TR, if you didn't say that, forgive me. And if you didn't quote the 100,000 figure originally, forgive me again. At least you're (albeit implicitly rather than explicitly) admitting now that the number is wrong, which is all I asked -- not for other folks to point it out, but for you to admit it.

As for whether Christine O'Donnell is/was a witch, who cares? Nothing wrong with being a witch, right? In any case, I expect the November election results to cast an evil spell on Obama and all his works and pomps.

JackDanielsBlack

Comrade PhysioProf said...

CPP, as I have told you before on many occasions, insult is not the same as argument. Calling people names does not substitute for reason. Most folks learn this in kindergarten.

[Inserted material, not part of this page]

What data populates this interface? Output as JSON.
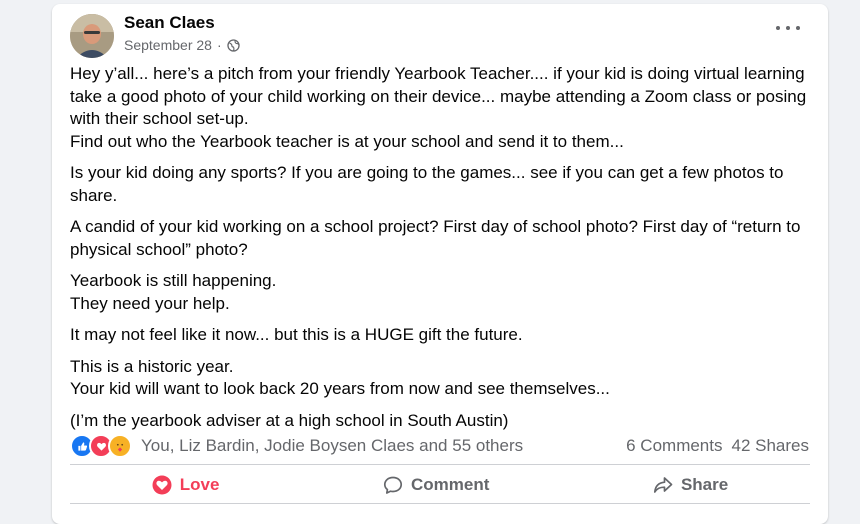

Dude, you continue to abjectly fail to calibrate your reading comprehension to the context in which things are being said. Your obtuse approach to text and your assumption that everyone operates in the same hypersimplistic mode that you are apparently locked into leads you over and over to misunderstand what is being said, how it is being said, and why it is being said.

As far as this latest gaffe, since I'm such a helpful person, let me give you a hint. There are important purposes for saying things besides "arguing" or "reasoning". Your assumption that everyone who engages with your text here is "arguing" or "reasoning" with you is faulty.

Most people learn to handle this kind of subtlety in kindergarten. Although right-wing Internet loons seem to have disproportionately failed to do so.

Anonymous said...

Hey, CPP, congratulations, you got through a whole post without ranting or cursing or calling anybody a bitch or a moron. And you even got your spelling right. Still quite a bit of namecalling and argumentum ad hominem, but an improvement nonetheless.

It is true, as you say, that there are important reasons for saying things besides arguing or reasoning. In your case, Gilles de la Tourette syndrome comes to mind.

Cheers

JackDanielsBlack

JackDanielsBlack

Tenured Radical said...

Since the magic comments number seems to be 18, I'll cap this one off -- there is a basic disagreement here about what it means to read something in context, and what it means to isolate something. I lean to CPP, not because I am defending myself, but because I think the emphasis on picking out one inaccurate fact (and can we also say that while we have disagreement here, neither JDB or I have gone to do the new and independent research to validate any claim whatsoever?) does not render a topic of discussion undiscussable.

As an aside, no one would blog if it meant fact checking everything that came over one's desk: one tries not to spread rumors and lies that are damaging to another's reputation. Sometimes one fails, either through hubris or carelessness, but I don't think that this is one of those cases.

I do think my Holocaust example is an instructive one, and a good example of how different "facts" are generated by scholars of equal reputation and good will (or, in the case of Eichmann, was a horrible person who was exclusively devoted to getting the facts right to the complete exclusion of moral context or even curiosity --which is, of course, Hannah Arendt's central point about the banality of evil). We *all* cite the 6 million # (at least all reputable historians who aren't shilling an anti-Semitic agenda), but that # is absolutely certain not only to be wrong, but dramatically so. No one actually knows whether it is an under-count or an over-count. Yet, does that very soft "fact" change historical consensus that this was a human tragedy and moral crime of epic proportion? No.

Frederika said...

BTW: If O'Donnell wins on Tuesday, it will be a disaster for Delaware. Witch or no witch, the woman is plum stupid. If she were a witch, she surely could conjure up smarter answers. Cross your fingers and think good thoughts for our little state and her opponent.